As it turned out, the bomb that Fawkes and his co-conspirators were building under the Houses of Parliament was discovered well before it could be set off. (The idea was to blow up James I, as well as his most powerful supporters and immediate heirs, while he was giving the seventeenth-century version of the "state of the union" address.) Thus, rather than being the anniversary of an act of terrorism, Guy Fawkes Day, which is still celebrated in England on the 5th of November, is the anniversary of the uncovering of the plot.
My first point in telling this story was to separate the phenomenon of blowing things up for political purposes from its connection to radical Islam. That is, I wanted to remind people that while radical Islam and terrorism have, at late, been closely intertwined, one does not have to be a follower of that particular ideology in order to plant a bomb.

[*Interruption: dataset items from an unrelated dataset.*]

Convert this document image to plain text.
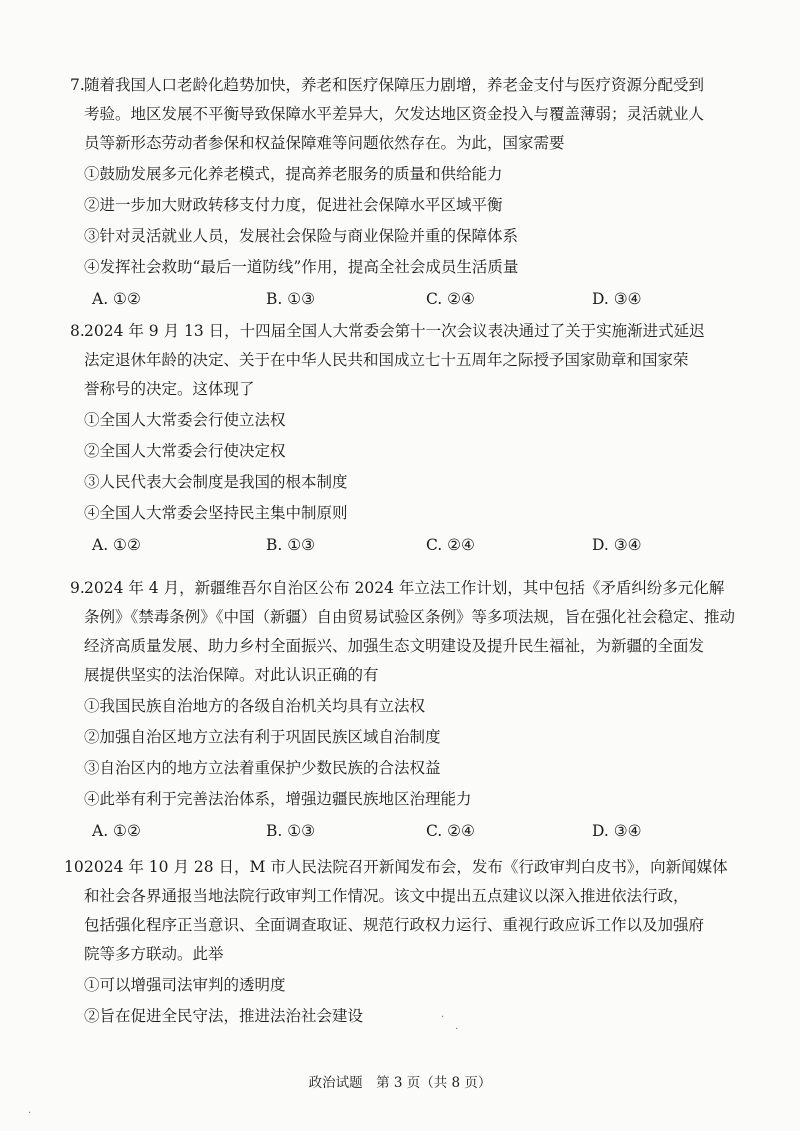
7. 随着我国人口老龄化趋势加快，养老和医疗保障压力剧增，养老金支付与医疗资源分配受到
考验。地区发展不平衡导致保障水平差异大，欠发达地区资金投入与覆盖薄弱；灵活就业人
员等新形态劳动者参保和权益保障难等问题依然存在。为此，国家需要
①鼓励发展多元化养老模式，提高养老服务的质量和供给能力
②进一步加大财政转移支付力度，促进社会保障水平区域平衡
③针对灵活就业人员，发展社会保险与商业保险并重的保障体系
④发挥社会救助“最后一道防线”作用，提高全社会成员生活质量
A. ①②	B. ①③	C. ②④	D. ③④
8. 2024 年 9 月 13 日，十四届全国人大常委会第十一次会议表决通过了关于实施渐进式延迟
法定退休年龄的决定、关于在中华人民共和国成立七十五周年之际授予国家勋章和国家荣
誉称号的决定。这体现了
①全国人大常委会行使立法权
②全国人大常委会行使决定权
③人民代表大会制度是我国的根本制度
④全国人大常委会坚持民主集中制原则
A. ①②	B. ①③	C. ②④	D. ③④
9. 2024 年 4 月，新疆维吾尔自治区公布 2024 年立法工作计划，其中包括《矛盾纠纷多元化解
条例》《禁毒条例》《中国（新疆）自由贸易试验区条例》等多项法规，旨在强化社会稳定、推动
经济高质量发展、助力乡村全面振兴、加强生态文明建设及提升民生福祉，为新疆的全面发
展提供坚实的法治保障。对此认识正确的有
①我国民族自治地方的各级自治机关均具有立法权
②加强自治区地方立法有利于巩固民族区域自治制度
③自治区内的地方立法着重保护少数民族的合法权益
④此举有利于完善法治体系，增强边疆民族地区治理能力
A. ①②	B. ①③	C. ②④	D. ③④
10.
2024 年 10 月 28 日，M 市人民法院召开新闻发布会，发布《行政审判白皮书》，向新闻媒体
和社会各界通报当地法院行政审判工作情况。该文中提出五点建议以深入推进依法行政，
包括强化程序正当意识、全面调查取证、规范行政权力运行、重视行政应诉工作以及加强府
院等多方联动。此举
①可以增强司法审判的透明度
②旨在促进全民守法，推进法治社会建设	·
·
·
政治试题　第 3 页（共 8 页）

My second point was to commend James I - a king who, if remembered at all, has come down in history as smelly, pedantic egomaniac with an excessive fondness for handsome young men - for his response to the discovery of the plot to blow him up. Rather than condemning all English Catholics for the actions of a few, James took every opportunity to distinguish between the conspirators and the vast majority of his Roman Catholic subjects who, notwithstanding their disobedience in matters of religion, were entirely innocent of treason.
After having had two years to reflect upon the Guy Fawkes story, I would like to add a third point. One of the prerequisites to terrorism is the existance of an explicit ideology - a well-developed set of opinions, grievances, explanations and goals that allows terrorists to believe that their actions serve a higher purpose. Not all who embrace this ideology, however, are terrorists. Indeed, in every case that I am familiar with, the terrorists are invariably outnumbered by those who simultaneously share their point of view and decline to adopt their methods.